In the oldest part of Parliament, Queen Elizabeth II’s coffin lies guarded by iconic ‘Beefeaters’ and other members of Britain’s military elite —the silence in cavernous Westminster Hall broken only by the sound of metal and boot on stone when the watch changes at 20-minute intervals.
On either side, people in T-shirts and jeans, or work suits, or shorts and sandals, babies in prams and adults in wheelchairs, move slowly past the catafalque. There’s bowing and quiet tears as they offer their respects. The death of the country’s longest serving monarch has been followed by days of backward-looking pageantry mixed with soul-searching about the future, as Britain confronts an economic crisis and uncertainty about its place in the world after Brexit.
But in what might be London’s biggest ever queue, which on Thursday snaked almost four miles out of Westminster and along the bank of the Thames river, there is a more optimistic narrative. There are hundreds of thousands of people from all walks of life, prepared to queue for hours — many overnight — for a glimpse of the late Queen lying-in-state.
They gather in groups of two or three, stop-starting and sometimes even power-walking as gaps appear, and there are moments of excitement when marshals hand out bright pink wristbands that signify the goal is getting nearer.
The ad hoc ritual was “one of the most moving parts of the week,” the Archbishop of Canterbury, Justin Welby, said in a televised BBC interview at the scene.

Long Course
The government laid out a route of about 10 miles (16 kilometers), including zig-zags, to accommodate queuers over four days, before the Westminster Hall is closed to the public hours before the state funeral on Monday.
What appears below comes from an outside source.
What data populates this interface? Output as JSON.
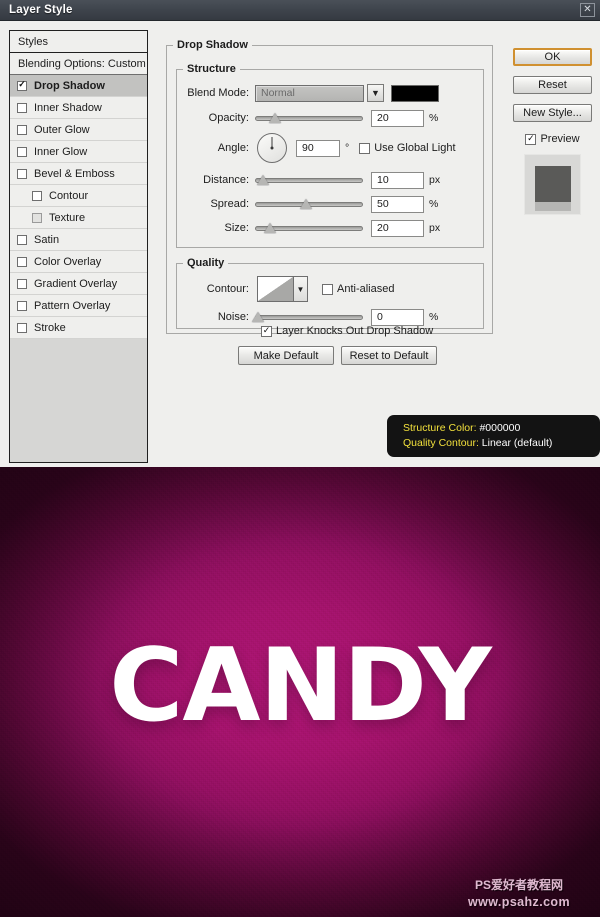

Those joining the line since it opened Wednesday were not put off by warnings, yet to materialize, that they may have to wait up to 30 hours.
“We’re British, so of course we know how to queue,” said Shermaine, who traveled up from Dorset in southwest England. She and her friend, Amanda, who also asked not to give her surname, commented on how cheerful the mood was.
Others spoke of a great coming together, a feeling of unity and a collective experience that was uplifting even at a time of national loss.

‘Moving’
On social media, the queue has become known as the “other Elizabeth Line,” a play on the name of the cross-London train line that opened just months ago.
That Britons love queuing is something of a cliche, but various studies have shown that people take etiquette seriously. One by University College of London professor Adrian Furnham found that British queuers see skipping the line as the ultimate faux pas, and that spacing less than six inches can cause anxiety.